A generic approach to cancer classification based on gene expression monitoring by DNA microarrays is described and applied to human acute leukemias by Golub et al.(1999)[1]. They proposed a class discovery procedure automatically distinguish between AML and ALL without previous knowledge of these classes. That paper is also the origin of the famous Golub Gene expression dataset. After that, tons of work have used this dataset to verify their feature selections procedures, classifiers etc., which are summarized in the tables above.
There are two datasets in the paper, training data and test data. The Golub Gene expression dataset contains both of them and also one merged dataset of those two. The traning data consisted of 38 bone marrow samples (27 ALL, 11 AML) obtained from acute leukemia patients at the time of diagnosis. There are 7129 probes in the experiment for 6817 genes, i.e. there are 7129 gene expressions for 6817 genes in the dataset. The test data is an independent collection of 34 leukemia samples with 24 bone marrow and 10 peripheral blood samples. 20 of them are ALL samples and the rest are AML samples. More details about the dataset could be found in the paper 1 or in this linked discription golubEsets.

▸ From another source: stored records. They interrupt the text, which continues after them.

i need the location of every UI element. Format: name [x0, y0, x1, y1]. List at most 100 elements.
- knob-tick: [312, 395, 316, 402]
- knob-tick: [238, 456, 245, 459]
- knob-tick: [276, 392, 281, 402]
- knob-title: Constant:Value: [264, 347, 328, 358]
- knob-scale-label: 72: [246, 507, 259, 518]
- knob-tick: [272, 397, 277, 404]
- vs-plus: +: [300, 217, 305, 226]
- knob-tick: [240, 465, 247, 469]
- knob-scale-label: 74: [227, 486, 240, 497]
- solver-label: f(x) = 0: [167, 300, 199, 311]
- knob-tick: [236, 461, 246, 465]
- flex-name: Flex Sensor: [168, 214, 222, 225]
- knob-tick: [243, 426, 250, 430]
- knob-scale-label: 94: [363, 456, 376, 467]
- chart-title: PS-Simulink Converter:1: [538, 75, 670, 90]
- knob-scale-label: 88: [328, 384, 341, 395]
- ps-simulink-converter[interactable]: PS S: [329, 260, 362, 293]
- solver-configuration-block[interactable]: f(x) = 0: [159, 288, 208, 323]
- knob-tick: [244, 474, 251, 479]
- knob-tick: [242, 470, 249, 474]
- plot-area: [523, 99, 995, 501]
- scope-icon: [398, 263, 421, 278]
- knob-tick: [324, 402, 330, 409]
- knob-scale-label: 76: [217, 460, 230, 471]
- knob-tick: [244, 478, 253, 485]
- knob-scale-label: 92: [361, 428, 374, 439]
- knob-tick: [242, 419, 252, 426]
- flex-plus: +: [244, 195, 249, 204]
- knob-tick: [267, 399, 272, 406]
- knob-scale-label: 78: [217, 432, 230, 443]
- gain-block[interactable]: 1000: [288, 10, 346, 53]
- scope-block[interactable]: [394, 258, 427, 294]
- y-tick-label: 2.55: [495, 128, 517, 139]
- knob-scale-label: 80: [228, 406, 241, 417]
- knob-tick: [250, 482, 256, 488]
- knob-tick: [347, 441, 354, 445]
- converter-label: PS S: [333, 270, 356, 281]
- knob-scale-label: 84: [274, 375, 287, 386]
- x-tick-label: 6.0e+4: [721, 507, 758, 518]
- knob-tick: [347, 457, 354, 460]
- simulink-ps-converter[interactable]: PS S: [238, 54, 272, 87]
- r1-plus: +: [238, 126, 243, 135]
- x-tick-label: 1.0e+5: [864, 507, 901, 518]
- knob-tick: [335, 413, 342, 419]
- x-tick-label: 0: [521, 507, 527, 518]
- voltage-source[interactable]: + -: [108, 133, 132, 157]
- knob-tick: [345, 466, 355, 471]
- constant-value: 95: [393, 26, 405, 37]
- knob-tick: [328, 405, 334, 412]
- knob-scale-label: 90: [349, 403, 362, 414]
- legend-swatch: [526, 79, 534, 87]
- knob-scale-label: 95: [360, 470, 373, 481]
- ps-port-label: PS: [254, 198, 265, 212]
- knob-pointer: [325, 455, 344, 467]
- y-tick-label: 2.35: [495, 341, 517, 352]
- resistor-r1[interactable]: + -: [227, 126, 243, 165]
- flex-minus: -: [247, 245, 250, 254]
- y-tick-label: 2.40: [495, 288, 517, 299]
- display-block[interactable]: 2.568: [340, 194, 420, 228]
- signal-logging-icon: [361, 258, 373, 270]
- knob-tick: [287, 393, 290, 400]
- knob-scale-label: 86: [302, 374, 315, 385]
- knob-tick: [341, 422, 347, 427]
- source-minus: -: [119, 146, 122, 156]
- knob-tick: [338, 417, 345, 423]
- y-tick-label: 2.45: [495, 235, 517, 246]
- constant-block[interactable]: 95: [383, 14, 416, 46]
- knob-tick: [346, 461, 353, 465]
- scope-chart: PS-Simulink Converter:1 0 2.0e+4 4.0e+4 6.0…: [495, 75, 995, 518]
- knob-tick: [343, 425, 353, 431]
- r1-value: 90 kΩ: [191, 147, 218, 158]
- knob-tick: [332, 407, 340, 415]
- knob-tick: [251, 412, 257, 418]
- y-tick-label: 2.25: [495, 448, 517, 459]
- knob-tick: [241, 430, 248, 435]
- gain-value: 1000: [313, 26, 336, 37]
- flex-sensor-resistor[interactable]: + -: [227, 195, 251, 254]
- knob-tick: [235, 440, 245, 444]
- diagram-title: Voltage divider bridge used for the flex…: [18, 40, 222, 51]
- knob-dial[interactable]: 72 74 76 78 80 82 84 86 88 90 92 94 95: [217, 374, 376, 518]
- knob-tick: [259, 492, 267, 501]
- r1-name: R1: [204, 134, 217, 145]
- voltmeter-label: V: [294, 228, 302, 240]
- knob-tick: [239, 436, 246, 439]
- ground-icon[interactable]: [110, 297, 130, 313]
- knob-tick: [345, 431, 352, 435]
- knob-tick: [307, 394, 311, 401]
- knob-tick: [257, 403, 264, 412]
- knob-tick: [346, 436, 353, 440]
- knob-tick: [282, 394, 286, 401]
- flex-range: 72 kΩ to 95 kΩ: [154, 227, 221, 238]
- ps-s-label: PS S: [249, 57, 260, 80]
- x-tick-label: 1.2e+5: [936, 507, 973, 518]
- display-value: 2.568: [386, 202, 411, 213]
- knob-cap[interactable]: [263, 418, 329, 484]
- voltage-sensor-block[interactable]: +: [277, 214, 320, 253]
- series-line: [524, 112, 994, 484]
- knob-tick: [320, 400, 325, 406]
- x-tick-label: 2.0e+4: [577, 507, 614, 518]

Since the range of the gene expression in the dataset is large and there are lots of negative gene expression values, usually several transformation would be done before building the classifier. In paper 2, they manually restricted the value to above some positive threshold and did a log transformation after that. Paper 9 proposed a transformation procedure, which is widely used by researcher afterwards. They did three preprocessing steps: thresholding, filtering and base 10 logarithmic transformation and then reduced the whole training and test dataset to have only 3571 predictors.(dataset) However, after preprocessing use the procedure, we will left with 3051 predictors and that resulting dataset is available at library/package.
Since the dataset has more predictors than observations, the focus of research on the dataset is not restrict to finding an effective classifiers but also the feature selection criterions. In the origin paper, they use a 50-gene classifiers selected by correlation. Lots of other criterions and classifiers are studied by other researchers in the later papers and we will try to reproduce them in our study.